Smoking among Australian youth hits record low: study

The research found smoking rates among young people aged 12-17 had fallen to record lows, with only 3.4 per cent lighting up daily.

Update: 2016-01-29 09:06 GMT
The report did not provide data to compare smoking rates in previous years.

Sydney: Cigarette smoking among Australian youth has hit a record low, researchers said today as they hailed a possible "smoke-free generation" thanks to an aggressive public health drive deterring people from lighting up.

The decline was applauded as a success story, with plain cigarette-packaging laws and higher prices credited as factors, according to a report published in the Public Health Research and Practice journal.

The research found smoking rates among young people aged 12-17 had fallen to record lows, with only 3.4 per cent lighting up daily. The report did not provide data to compare smoking rates in previous years.

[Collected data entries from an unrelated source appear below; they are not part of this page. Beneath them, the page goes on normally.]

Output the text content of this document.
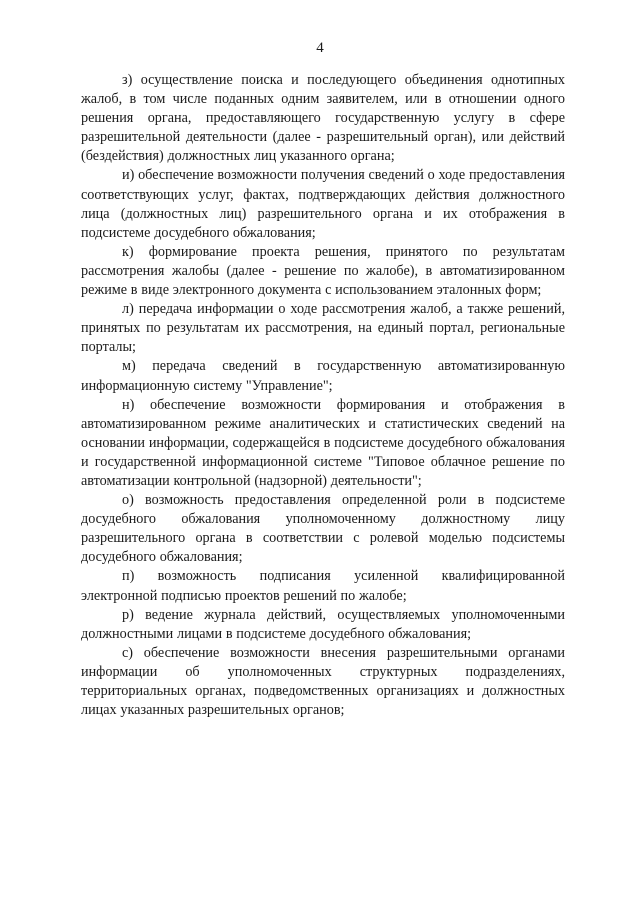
4

з) осуществление поиска и последующего объединения однотипных жалоб, в том числе поданных одним заявителем, или в отношении одного решения органа, предоставляющего государственную услугу в сфере разрешительной деятельности (далее - разрешительный орган), или действий (бездействия) должностных лиц указанного органа;

и) обеспечение возможности получения сведений о ходе предоставления соответствующих услуг, фактах, подтверждающих действия должностного лица (должностных лиц) разрешительного органа и их отображения в подсистеме досудебного обжалования;

к) формирование проекта решения, принятого по результатам рассмотрения жалобы (далее - решение по жалобе), в автоматизированном режиме в виде электронного документа с использованием эталонных форм;

л) передача информации о ходе рассмотрения жалоб, а также решений, принятых по результатам их рассмотрения, на единый портал, региональные порталы;

м) передача сведений в государственную автоматизированную информационную систему "Управление";

н) обеспечение возможности формирования и отображения в автоматизированном режиме аналитических и статистических сведений на основании информации, содержащейся в подсистеме досудебного обжалования и государственной информационной системе "Типовое облачное решение по автоматизации контрольной (надзорной) деятельности";

о) возможность предоставления определенной роли в подсистеме досудебного обжалования уполномоченному должностному лицу разрешительного органа в соответствии с ролевой моделью подсистемы досудебного обжалования;

п) возможность подписания усиленной квалифицированной электронной подписью проектов решений по жалобе;

р) ведение журнала действий, осуществляемых уполномоченными должностными лицами в подсистеме досудебного обжалования;

с) обеспечение возможности внесения разрешительными органами информации об уполномоченных структурных подразделениях, территориальных органах, подведомственных организациях и должностных лицах указанных разрешительных органов;
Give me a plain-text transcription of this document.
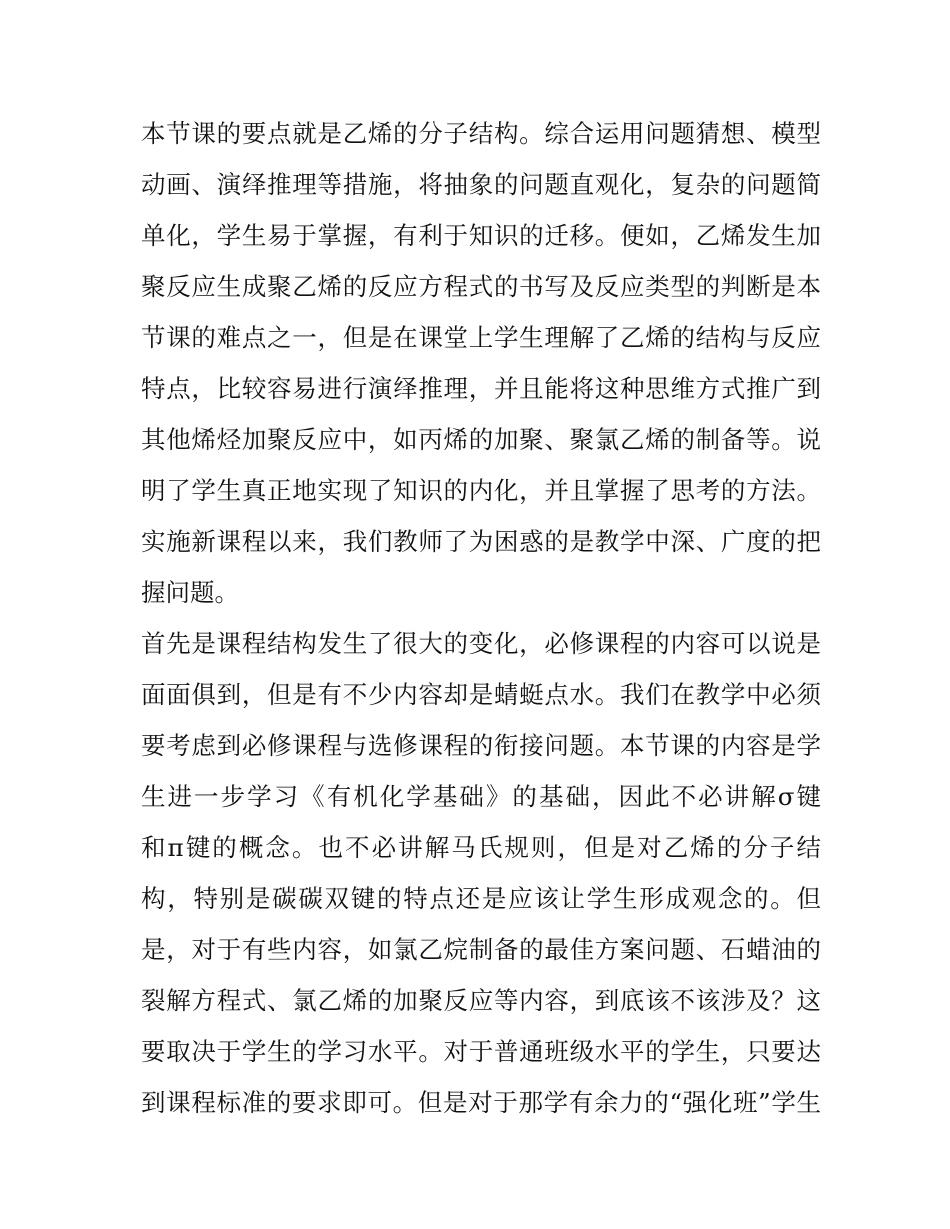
本节课的要点就是乙烯的分子结构。综合运用问题猜想、模型
动画、演绎推理等措施，将抽象的问题直观化，复杂的问题简
单化，学生易于掌握，有利于知识的迁移。便如，乙烯发生加
聚反应生成聚乙烯的反应方程式的书写及反应类型的判断是本
节课的难点之一，但是在课堂上学生理解了乙烯的结构与反应
特点，比较容易进行演绎推理，并且能将这种思维方式推广到
其他烯烃加聚反应中，如丙烯的加聚、聚氯乙烯的制备等。说
明了学生真正地实现了知识的内化，并且掌握了思考的方法。
实施新课程以来，我们教师了为困惑的是教学中深、广度的把
握问题。
首先是课程结构发生了很大的变化，必修课程的内容可以说是
面面俱到，但是有不少内容却是蜻蜓点水。我们在教学中必须
要考虑到必修课程与选修课程的衔接问题。本节课的内容是学
生进一步学习《有机化学基础》的基础，因此不必讲解σ键
和π键的概念。也不必讲解马氏规则，但是对乙烯的分子结
构，特别是碳碳双键的特点还是应该让学生形成观念的。但
是，对于有些内容，如氯乙烷制备的最佳方案问题、石蜡油的
裂解方程式、氯乙烯的加聚反应等内容，到底该不该涉及？这
要取决于学生的学习水平。对于普通班级水平的学生，只要达
到课程标准的要求即可。但是对于那学有余力的“强化班”学生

"I think that these data are giving us hope that within our lifetime, we could actually see smoking push close to one or two per cent amongst young people and we've never seen smoking this low amongst adolescents," the paper's lead author Anita Dessaix said.

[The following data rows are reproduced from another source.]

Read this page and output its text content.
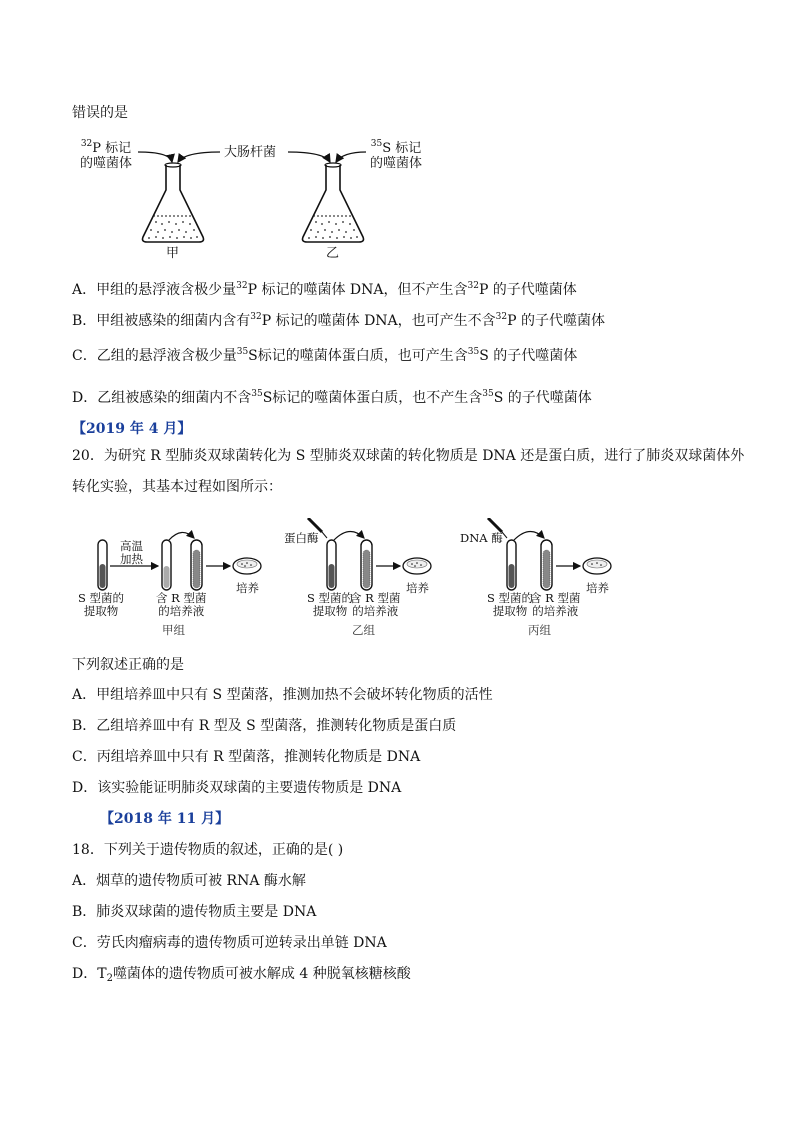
错误的是
$^{32}$P 标记
的噬菌体
大肠杆菌
$^{35}$S 标记
的噬菌体
甲	乙
A．甲组的悬浮液含极少量$^{32}$P 标记的噬菌体 DNA，但不产生含$^{32}$P 的子代噬菌体
B．甲组被感染的细菌内含有$^{32}$P 标记的噬菌体 DNA，也可产生不含$^{32}$P 的子代噬菌体
C．乙组的悬浮液含极少量$^{35}$S标记的噬菌体蛋白质，也可产生含$^{35}$S 的子代噬菌体
D．乙组被感染的细菌内不含$^{35}$S标记的噬菌体蛋白质，也不产生含$^{35}$S 的子代噬菌体
【2019 年 4 月】
20．为研究 R 型肺炎双球菌转化为 S 型肺炎双球菌的转化物质是 DNA 还是蛋白质，进行了肺炎双球菌体外
转化实验，其基本过程如图所示：
高温
加热
S 型菌的
提取物
含 R 型菌
的培养液
培养
甲组
蛋白酶
S 型菌的
提取物
含 R 型菌
的培养液
培养
乙组
DNA 酶
S 型菌的
提取物
含 R 型菌
的培养液
培养
丙组
下列叙述正确的是
A．甲组培养皿中只有 S 型菌落，推测加热不会破坏转化物质的活性
B．乙组培养皿中有 R 型及 S 型菌落，推测转化物质是蛋白质
C．丙组培养皿中只有 R 型菌落，推测转化物质是 DNA
D．该实验能证明肺炎双球菌的主要遗传物质是 DNA
【2018 年 11 月】
18．下列关于遗传物质的叙述，正确的是( )
A．烟草的遗传物质可被 RNA 酶水解
B．肺炎双球菌的遗传物质主要是 DNA
C．劳氏肉瘤病毒的遗传物质可逆转录出单链 DNA
D．$T_2$噬菌体的遗传物质可被水解成 4 种脱氧核糖核酸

"It is potentially the start of a smoke-free generation for us, which is very exciting."

The researchers found that reported smoking rates were continually declining among 12- and 17-year-olds. Smoking rates in the most populous state, New South Wales, among youths had plunged from 23.5 per cent two decades ago to 6.7 per cent in 2014, the paper noted.

"Similar trends are being mirrored across Australia amongst secondary school students. At an adult population level we've also got smoking at record lows, sitting at about 15 percent," Dessaix, the cancer-prevention manager at the state government-funded Cancer Institute NSW, added.

"So all of these are very encouraging signs that the different policy and programme measures that are in place in tobacco control are contributing to these declines."

The researchers, who also came from NSW's health ministry, found that factors supporting the reduced smoking levels included higher prices for cigarettes, smoke-free zones, plain-packaging laws, restricted tobacco advertising and public education campaigns. But Dessaix said despite the "true public health success story", authorities could not be complacent as tobacco was being marketed through new avenues such as video games.

"Continuing to monitor tobacco promotions through these non-traditional media and looking at potential control measures and ensuring we've got an anti-smoking presence there is going to be important moving forward," she said.